CERDA-GUZMAN Carolina, Maître de conférences, Université Paul Valéry Montpellier III, C.E.R.C.C.L.E. –G.R.E.C.C.A.P.

 

Titre

Principe de collégialité et pouvoir exécutif :
La collégialité de l'Exécutif est-elle une chimère ?

Résumé

Suite à de douloureuses expériences dictatoriales ou absolutistes, les démocraties modernes sont souvent promptes à dénoncer les dangers d'une personnalisation du pouvoir exécutif. Face à l'« hyper-présidence » de Nicolas Sarkozy, François Hollande avait lui-même défendu lors de sa campagne électorale en 2012, l'instauration d'une « présidence normale », qui serait respectueuse des prérogatives et des compétences du gouvernement et des autres pouvoirs publics. Une fois élu, ce dernier aurait donc dû faire fonctionner l'Exécutif sur la base de la collégialité. Pour autant, après pratiquement deux ans de mandat, François Hollande semble être revenu sur cet engagement électoral, s'inscrivant ainsi dans la continuité d'une personnalisation du pouvoir exécutif. Faudrait-il alors parler de reniement ou de renoncement ?
Cette personnalisation forte du pouvoir exécutif autour de la figure du chef de l'Etat a souvent été expliquée par une même pratique des titulaires de cette fonction. Cet argument ne peut être nié. Cependant, tout au long de la Ve République une même caractéristique se dessine : celle d'un effacement de la collégialité du pouvoir exécutif au profit du chef de l'Etat. Cette convergence ne peut s'expliquer uniquement par une même pratique du pouvoir. Elle peut également s'expliquer, et c'est l'objet que se fixe cette communication, par la difficulté d'avoir un Exécutif parfaitement collégial. Ainsi, la promesse non-tenue de François Hollande serait davantage un renoncement qu'un reniement.

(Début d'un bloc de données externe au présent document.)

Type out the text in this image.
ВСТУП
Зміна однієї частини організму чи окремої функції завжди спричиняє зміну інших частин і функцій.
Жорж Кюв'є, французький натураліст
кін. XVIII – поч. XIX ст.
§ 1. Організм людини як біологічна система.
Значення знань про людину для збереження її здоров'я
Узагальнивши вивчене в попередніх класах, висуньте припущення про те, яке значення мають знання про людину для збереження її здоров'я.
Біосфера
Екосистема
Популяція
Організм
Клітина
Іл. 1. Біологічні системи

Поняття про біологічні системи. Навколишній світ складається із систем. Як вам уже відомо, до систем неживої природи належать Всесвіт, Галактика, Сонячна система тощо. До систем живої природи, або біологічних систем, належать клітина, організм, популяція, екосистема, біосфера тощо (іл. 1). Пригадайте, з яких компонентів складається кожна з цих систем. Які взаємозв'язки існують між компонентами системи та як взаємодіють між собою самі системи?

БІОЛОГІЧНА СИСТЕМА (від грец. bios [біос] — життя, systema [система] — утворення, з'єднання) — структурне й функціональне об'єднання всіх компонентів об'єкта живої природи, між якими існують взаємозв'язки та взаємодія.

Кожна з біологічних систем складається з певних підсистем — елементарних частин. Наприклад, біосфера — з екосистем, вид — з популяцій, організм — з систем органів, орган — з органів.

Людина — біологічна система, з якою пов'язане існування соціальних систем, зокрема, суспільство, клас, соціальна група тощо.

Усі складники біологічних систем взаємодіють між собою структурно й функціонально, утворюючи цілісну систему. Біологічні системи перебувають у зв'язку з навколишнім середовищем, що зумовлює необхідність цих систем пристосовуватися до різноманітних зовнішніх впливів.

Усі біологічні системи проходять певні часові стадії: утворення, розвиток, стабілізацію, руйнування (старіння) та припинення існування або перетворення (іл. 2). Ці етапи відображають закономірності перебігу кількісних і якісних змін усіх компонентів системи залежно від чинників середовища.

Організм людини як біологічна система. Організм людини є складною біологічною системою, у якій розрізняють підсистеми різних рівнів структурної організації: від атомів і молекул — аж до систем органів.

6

Afin de démontrer la difficulté intrinsèque d'organiser un pouvoir exécutif collégial, il sera alors nécessaire de revenir sur les origines de ce principe. Ce dernier se présente comme un principe structurel d'organisation des pouvoirs. Cependant, il n'a pas connu la consécration constitutionnelle comme cela fut le cas pour la séparation des pouvoirs. La collégialité est en réalité un « principe » qui s'applique de plein droit, par la force des choses, au pouvoir législatif (en tant que pouvoir délibératif par nature) et qui s'impose au pouvoir judiciaire . Son application s'explique par les vertus qui lui souvent associées : la légitimité de la décision et la responsabilité collective. Il s'agit surtout d'un principe étroitement lié à la démocratie car il place au centre du fonctionnement des institutions le débat, puis permet de le trancher par le vote de la majorité.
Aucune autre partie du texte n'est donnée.